Reframing Aging: “Let’s include younger generations in this conversation instead of competing against them”
This article originally appeared on the NHCOA blog.
The Reframing Aging Thought Leaders Roundtable is an initiative of the National Hispanic Council on Aging (NHCOA). The second of three 2018 roundtables was held in New Mexico. “Using our national platform, we have been working to transform the negative perceptions of Hispanic older adults in the US; it is not an issue affecting just Latinos, but older adults in general,” was just of the highlights from Dr. Yanira Cruz, President of NHCOA, during her keynote address.
“Our commitment to older adults is to contribute to changing the national perception about aging. This is not a topic easy to reinvent, but we have the responsibility to build a bridge to connect older adult populations with an equal, just and inclusive society providing them with affordable opportunities,” said Cindy Padilla, NHCOA’s Board Chairwoman, who guided the roundtable.
Building intergenerational bridges can play a huge role in Reframing Aging. For this reason, it is very important to include the support of millennials, as well as their training to become caregivers. “Let’s include younger generations in this conversation instead of competing against them. Millennials are playing an increasing role in caregiving. Ten million of them are sacrificing themselves and caring for someone,” said Dr. Yanira Cruz.
Isabel Aldana (21) is a student of Political Science interested in changing the conversation about ageism in the US. She is just one of the 36 Thought Leaders who attended the Reframing Aging Roundtable, held in Albuquerque, NM on August 23, 2018. “One thing that really resonated with me was the fact that ageism is discrimination! We must seek social justice for older adults and we cannot marginalize a particular group based on age, assuming their abilities or disabilities,” said Aldana for whom an older adult is her source of inspiration and wisdom.
The Reframing Aging campaign is an effort of the Leaders of National Aging Organizations (The American Society on Aging, Grantmakers in Aging, the Gerontological Society of America, AARP, the American Federation for Aging Research, the American Geriatric Society, the National Council on Aging, and NHCOA), and based on research conducted by the FrameWorks Institute™ which highlights how messages such as “fighting aging” or “staying young” increase ageist attitudes.
“The City of Albuquerque is invested in intergenerational opportunities between our younger millennials and our aging population because there is such an important and valuable contribution that both of those communities make when combined – benefiting our community overall,” said Anna Sanchez, Director of the Department of Senior Affairs for the City of Albuquerque.

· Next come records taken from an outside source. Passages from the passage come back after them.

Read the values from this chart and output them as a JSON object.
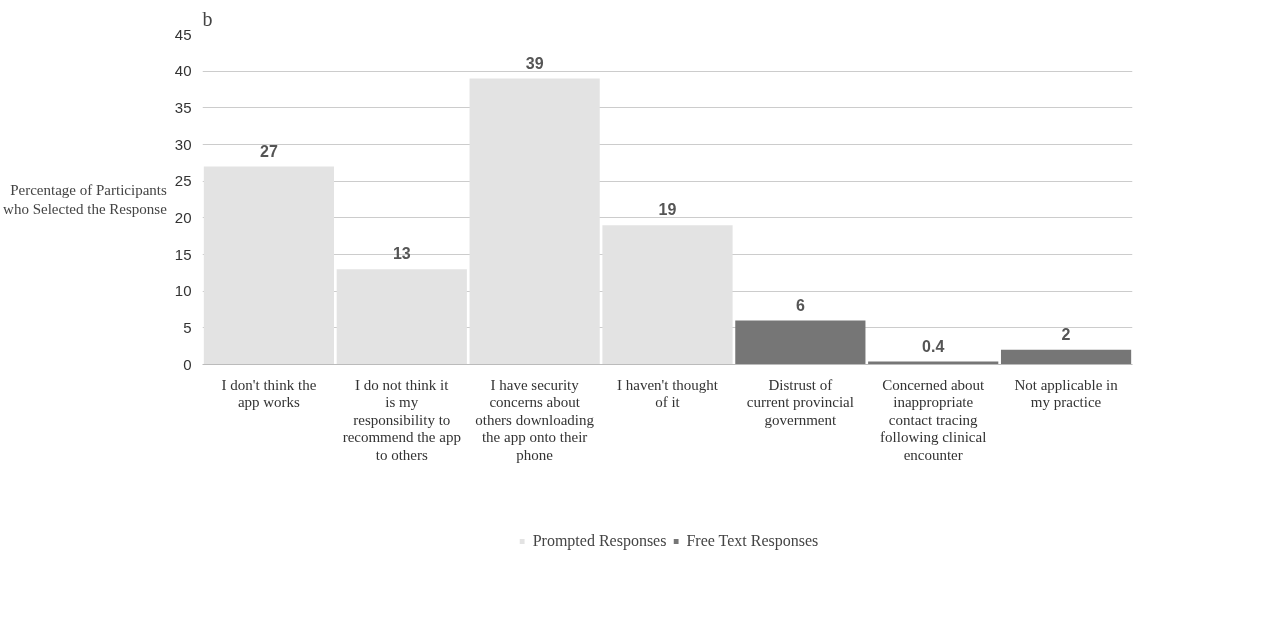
{
  "chart_data": {
    "type": "bar",
    "categories": [
      "I don't think the app works",
      "I do not think it is my responsibility to recommend the app to others",
      "I have security concerns about others downloading the app onto their phone",
      "I haven't thought of it",
      "Distrust of current provincial government",
      "Concerned about inappropriate contact tracing following clinical encounter",
      "Not applicable in my practice"
    ],
    "series": [
      {
        "name": "Prompted Responses",
        "color": "#e3e3e3",
        "values": [
          27,
          13,
          39,
          19,
          null,
          null,
          null
        ]
      },
      {
        "name": "Free Text Responses",
        "color": "#767676",
        "values": [
          null,
          null,
          null,
          null,
          6,
          0.4,
          2
        ]
      }
    ],
    "ylabel": "Percentage of Participants who Selected the Response",
    "ylim": [
      0,
      45
    ],
    "yticks": [
      0,
      5,
      10,
      15,
      20,
      25,
      30,
      35,
      40,
      45
    ],
    "grid": "y",
    "data_labels": true,
    "legend": "bottom",
    "annotations": [
      "b"
    ]
  }
}
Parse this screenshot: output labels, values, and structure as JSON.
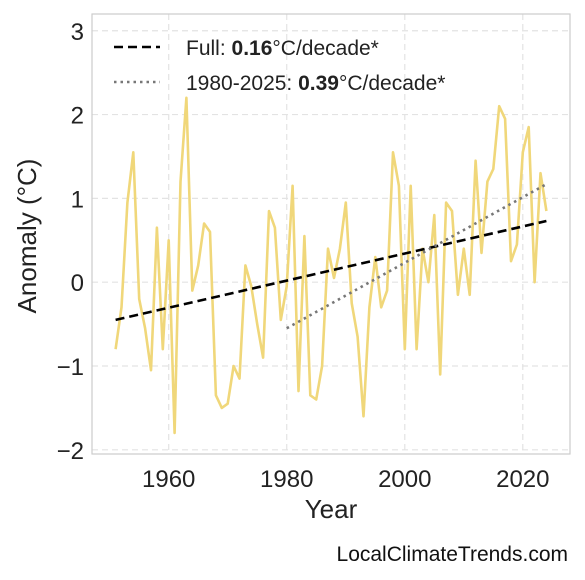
{
  "chart_data": {
    "type": "line",
    "xlabel": "Year",
    "ylabel": "Anomaly (°C)",
    "xlim": [
      1947,
      2028
    ],
    "ylim": [
      -2.05,
      3.2
    ],
    "xticks": [
      1960,
      1980,
      2000,
      2020
    ],
    "xtick_labels": [
      "1960",
      "1980",
      "2000",
      "2020"
    ],
    "yticks": [
      -2,
      -1,
      0,
      1,
      2,
      3
    ],
    "ytick_labels": [
      "−2",
      "−1",
      "0",
      "1",
      "2",
      "3"
    ],
    "grid": true,
    "legend_position": "top-left",
    "series": [
      {
        "kind": "anomaly",
        "color": "#f0d77a",
        "x": [
          1951,
          1952,
          1953,
          1954,
          1955,
          1956,
          1957,
          1958,
          1959,
          1960,
          1961,
          1962,
          1963,
          1964,
          1965,
          1966,
          1967,
          1968,
          1969,
          1970,
          1971,
          1972,
          1973,
          1974,
          1975,
          1976,
          1977,
          1978,
          1979,
          1980,
          1981,
          1982,
          1983,
          1984,
          1985,
          1986,
          1987,
          1988,
          1989,
          1990,
          1991,
          1992,
          1993,
          1994,
          1995,
          1996,
          1997,
          1998,
          1999,
          2000,
          2001,
          2002,
          2003,
          2004,
          2005,
          2006,
          2007,
          2008,
          2009,
          2010,
          2011,
          2012,
          2013,
          2014,
          2015,
          2016,
          2017,
          2018,
          2019,
          2020,
          2021,
          2022,
          2023,
          2024
        ],
        "values": [
          -0.8,
          -0.3,
          0.95,
          1.55,
          -0.2,
          -0.55,
          -1.05,
          0.65,
          -0.8,
          0.5,
          -1.8,
          1.2,
          2.2,
          -0.1,
          0.2,
          0.7,
          0.6,
          -1.35,
          -1.5,
          -1.45,
          -1.0,
          -1.15,
          0.2,
          -0.05,
          -0.5,
          -0.9,
          0.85,
          0.65,
          -0.45,
          -0.05,
          1.15,
          -1.3,
          0.55,
          -1.35,
          -1.4,
          -1.0,
          0.4,
          0.05,
          0.4,
          0.95,
          -0.25,
          -0.65,
          -1.6,
          -0.3,
          0.3,
          -0.3,
          -0.1,
          1.55,
          1.15,
          -0.8,
          1.15,
          -0.8,
          0.4,
          0.0,
          0.8,
          -1.1,
          0.95,
          0.85,
          -0.15,
          0.4,
          -0.15,
          1.45,
          0.35,
          1.2,
          1.35,
          2.1,
          1.95,
          0.25,
          0.45,
          1.55,
          1.85,
          0.0,
          1.3,
          0.85
        ]
      },
      {
        "kind": "trend-full",
        "color": "#000000",
        "x": [
          1951,
          2024
        ],
        "values": [
          -0.45,
          0.73
        ]
      },
      {
        "kind": "trend-recent",
        "color": "#777777",
        "x": [
          1980,
          2024
        ],
        "values": [
          -0.55,
          1.17
        ]
      }
    ],
    "legend": [
      {
        "prefix": "Full: ",
        "rate": "0.16",
        "suffix": "°C/decade*",
        "style": "dashed",
        "color": "#000000"
      },
      {
        "prefix": "1980-2025: ",
        "rate": "0.39",
        "suffix": "°C/decade*",
        "style": "dotted",
        "color": "#777777"
      }
    ],
    "source": "LocalClimateTrends.com"
  }
}
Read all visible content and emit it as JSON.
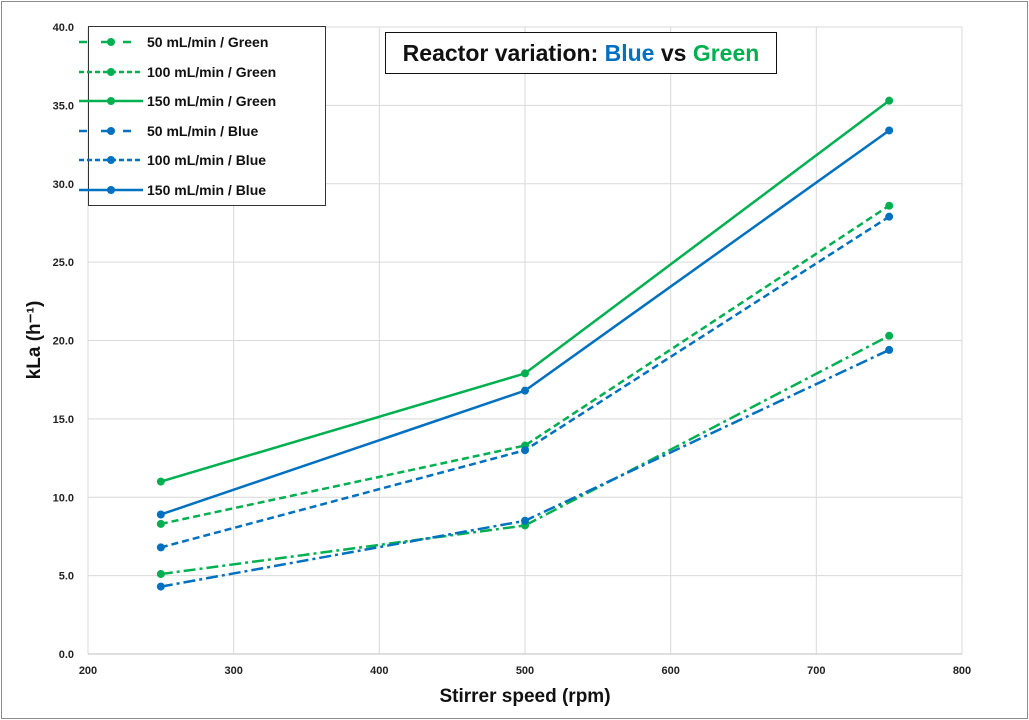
{
  "chart_data": {
    "type": "line",
    "title": {
      "prefix": "Reactor variation: ",
      "blue_word": "Blue",
      "middle": " vs ",
      "green_word": "Green"
    },
    "xlabel": "Stirrer speed (rpm)",
    "ylabel": "kLa (h⁻¹)",
    "xlim": [
      200,
      800
    ],
    "ylim": [
      0,
      40
    ],
    "xticks": [
      "200",
      "300",
      "400",
      "500",
      "600",
      "700",
      "800"
    ],
    "yticks": [
      "0.0",
      "5.0",
      "10.0",
      "15.0",
      "20.0",
      "25.0",
      "30.0",
      "35.0",
      "40.0"
    ],
    "grid": true,
    "legend_position": "top-left",
    "x": [
      250,
      500,
      750
    ],
    "colors": {
      "green": "#00b050",
      "blue": "#0070c0"
    },
    "series": [
      {
        "name": "50 mL/min / Green",
        "color": "#00b050",
        "style": "dashdot",
        "values": [
          5.1,
          8.2,
          20.3
        ]
      },
      {
        "name": "100 mL/min / Green",
        "color": "#00b050",
        "style": "dashed",
        "values": [
          8.3,
          13.3,
          28.6
        ]
      },
      {
        "name": "150 mL/min / Green",
        "color": "#00b050",
        "style": "solid",
        "values": [
          11.0,
          17.9,
          35.3
        ]
      },
      {
        "name": "50 mL/min / Blue",
        "color": "#0070c0",
        "style": "dashdot",
        "values": [
          4.3,
          8.5,
          19.4
        ]
      },
      {
        "name": "100 mL/min / Blue",
        "color": "#0070c0",
        "style": "dashed",
        "values": [
          6.8,
          13.0,
          27.9
        ]
      },
      {
        "name": "150 mL/min / Blue",
        "color": "#0070c0",
        "style": "solid",
        "values": [
          8.9,
          16.8,
          33.4
        ]
      }
    ]
  }
}
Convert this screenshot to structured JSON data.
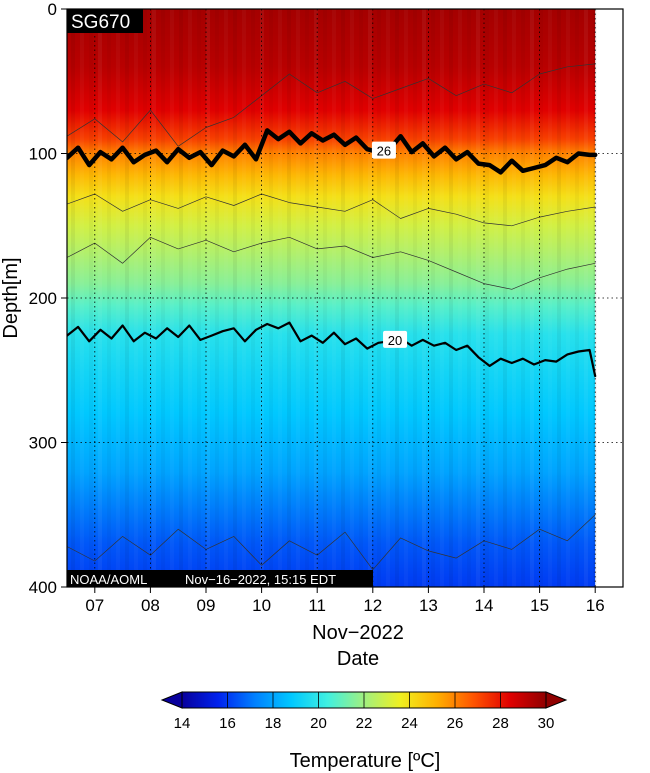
{
  "chart_data": {
    "type": "heatmap",
    "badge": "SG670",
    "footer": {
      "org": "NOAA/AOML",
      "timestamp": "Nov−16−2022, 15:15 EDT"
    },
    "ylabel": "Depth[m]",
    "xlabel_month": "Nov−2022",
    "xlabel": "Date",
    "y_ticks": [
      "0",
      "100",
      "200",
      "300",
      "400"
    ],
    "x_ticks": [
      "07",
      "08",
      "09",
      "10",
      "11",
      "12",
      "13",
      "14",
      "15",
      "16"
    ],
    "y_range": [
      0,
      400
    ],
    "x_range": [
      6.5,
      16.5
    ],
    "data_end_day": 16.0,
    "colorbar": {
      "title": "Temperature [ºC]",
      "ticks": [
        "14",
        "16",
        "18",
        "20",
        "22",
        "24",
        "26",
        "28",
        "30"
      ],
      "range": [
        14,
        30
      ],
      "colors": [
        "#08009c",
        "#0022ee",
        "#0080ff",
        "#00c8ff",
        "#40f0e0",
        "#a0f080",
        "#f0f020",
        "#ffb000",
        "#ff5500",
        "#e00000",
        "#900000"
      ]
    },
    "temperature_profile": {
      "depth": [
        0,
        40,
        70,
        90,
        100,
        115,
        130,
        150,
        170,
        190,
        205,
        225,
        250,
        280,
        320,
        370,
        400
      ],
      "temp": [
        29.6,
        29.2,
        28.4,
        27.2,
        26.0,
        25.0,
        24.0,
        23.0,
        22.3,
        21.6,
        20.8,
        19.8,
        19.3,
        18.8,
        18.0,
        16.5,
        16.0
      ]
    },
    "contours": [
      {
        "label": "26",
        "level": 26,
        "style": "bold",
        "label_day": 12.2,
        "days": [
          6.5,
          6.7,
          6.9,
          7.1,
          7.3,
          7.5,
          7.7,
          7.9,
          8.1,
          8.3,
          8.5,
          8.7,
          8.9,
          9.1,
          9.3,
          9.5,
          9.7,
          9.9,
          10.1,
          10.3,
          10.5,
          10.7,
          10.9,
          11.1,
          11.3,
          11.5,
          11.7,
          11.9,
          12.1,
          12.3,
          12.5,
          12.7,
          12.9,
          13.1,
          13.3,
          13.5,
          13.7,
          13.9,
          14.1,
          14.3,
          14.5,
          14.7,
          14.9,
          15.1,
          15.3,
          15.5,
          15.7,
          15.9,
          16.0
        ],
        "depths": [
          103,
          96,
          108,
          99,
          104,
          96,
          106,
          101,
          98,
          106,
          97,
          103,
          99,
          108,
          98,
          102,
          94,
          104,
          84,
          90,
          85,
          93,
          86,
          91,
          87,
          94,
          89,
          97,
          99,
          97,
          88,
          99,
          93,
          102,
          96,
          104,
          99,
          107,
          108,
          113,
          105,
          112,
          110,
          108,
          103,
          106,
          100,
          101,
          101
        ]
      },
      {
        "label": "20",
        "level": 20,
        "style": "medium",
        "label_day": 12.4,
        "days": [
          6.5,
          6.7,
          6.9,
          7.1,
          7.3,
          7.5,
          7.7,
          7.9,
          8.1,
          8.3,
          8.5,
          8.7,
          8.9,
          9.1,
          9.3,
          9.5,
          9.7,
          9.9,
          10.1,
          10.3,
          10.5,
          10.7,
          10.9,
          11.1,
          11.3,
          11.5,
          11.7,
          11.9,
          12.1,
          12.3,
          12.5,
          12.7,
          12.9,
          13.1,
          13.3,
          13.5,
          13.7,
          13.9,
          14.1,
          14.3,
          14.5,
          14.7,
          14.9,
          15.1,
          15.3,
          15.5,
          15.7,
          15.9,
          16.0
        ],
        "depths": [
          226,
          220,
          230,
          222,
          228,
          219,
          230,
          224,
          228,
          221,
          227,
          219,
          229,
          226,
          223,
          221,
          230,
          222,
          218,
          221,
          217,
          230,
          226,
          231,
          224,
          232,
          228,
          235,
          231,
          230,
          228,
          233,
          229,
          233,
          231,
          236,
          233,
          241,
          247,
          242,
          245,
          242,
          246,
          243,
          244,
          239,
          237,
          236,
          254
        ]
      },
      {
        "level": 28,
        "style": "thin",
        "days": [
          6.5,
          7.0,
          7.5,
          8.0,
          8.5,
          9.0,
          9.5,
          10.0,
          10.5,
          11.0,
          11.5,
          12.0,
          12.5,
          13.0,
          13.5,
          14.0,
          14.5,
          15.0,
          15.5,
          16.0
        ],
        "depths": [
          88,
          76,
          92,
          70,
          95,
          82,
          75,
          60,
          45,
          58,
          50,
          62,
          55,
          48,
          60,
          52,
          58,
          45,
          40,
          38
        ]
      },
      {
        "level": 24,
        "style": "thin",
        "days": [
          6.5,
          7.0,
          7.5,
          8.0,
          8.5,
          9.0,
          9.5,
          10.0,
          10.5,
          11.0,
          11.5,
          12.0,
          12.5,
          13.0,
          13.5,
          14.0,
          14.5,
          15.0,
          15.5,
          16.0
        ],
        "depths": [
          135,
          128,
          140,
          132,
          138,
          130,
          136,
          128,
          134,
          137,
          140,
          132,
          145,
          138,
          142,
          148,
          150,
          144,
          140,
          137
        ]
      },
      {
        "level": 22,
        "style": "thin",
        "days": [
          6.5,
          7.0,
          7.5,
          8.0,
          8.5,
          9.0,
          9.5,
          10.0,
          10.5,
          11.0,
          11.5,
          12.0,
          12.5,
          13.0,
          13.5,
          14.0,
          14.5,
          15.0,
          15.5,
          16.0
        ],
        "depths": [
          172,
          162,
          176,
          158,
          166,
          160,
          168,
          162,
          158,
          166,
          164,
          172,
          168,
          174,
          182,
          190,
          194,
          186,
          180,
          176
        ]
      },
      {
        "level": 16,
        "style": "thin",
        "days": [
          6.5,
          7.0,
          7.5,
          8.0,
          8.5,
          9.0,
          9.5,
          10.0,
          10.5,
          11.0,
          11.5,
          12.0,
          12.5,
          13.0,
          13.5,
          14.0,
          14.5,
          15.0,
          15.5,
          16.0
        ],
        "depths": [
          372,
          382,
          365,
          378,
          360,
          374,
          365,
          385,
          368,
          378,
          362,
          388,
          366,
          375,
          380,
          368,
          374,
          360,
          368,
          350
        ]
      }
    ]
  }
}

For Sanchez, it is fundamental to be more collaborative in the messaging on how we frame our words and our communication strategies around older adults, recognizing the many contributions they provide to our communities.
This conversation and others aid NHCOA in building new constructive and productive approaches and terminology around aging in Spanish and in English, allowing us to be the voice for the voiceless by continuing the momentum around reframing aging at the local and national levels. “We literally have to reframe the conversation; we have to stop using a lot of the language that demeans older adults. Specifically in the Latino community, we tend to revere older adults because they were usually involved in raising us and assisting us with raising our kids. We need to revert to the tradition of honoring our older adults instead of disrespecting them,” said Mauro Walden-Montoya, President of the Albuquerque LGBTQ Chamber of Commerce.
Solutions are available if we all work together: the power of the media, the intergenerational connection, and access to diverse communities, are important ways to positively influence the conversation about ageism. “Reframing aging in the Hispanic/Latino community requires us to amplify voices, create support systems, and build trust through collaborative leadership – all while taking the time to listen to community needs. We must first start with reframing the ways in which we partner. We must amplify the voices of those partners already embedded in the communities we serve and dig deeper into collaborations within the communities we hope to serve in a more impactful and intentional way moving forward. Partnerships like the one we have with NHCOA are critical,” said Vivian Nava-Schellinger, Manager of National and Community partnerships for the National Council on Aging.
Others contributors and presenters that shared in their areas of expertise who participated at the New Mexico Thought Leaders Roundtable:
- Julie Sweetland, Vice President for Strategy and Innovation at the FrameWorks Institute
- Eugene Varela, State Director at AARP New Mexico
- Mary Twomey, Aging Services Program Specialist from the Office of Elder Justice & Adult Protective Services, ACL
- Eulimar Nuñez, Digital Editor at UnivisionNoticias
The opinions expressed in this article are those of the author and do not necessarily reflect those of the Diverse Elders Coalition.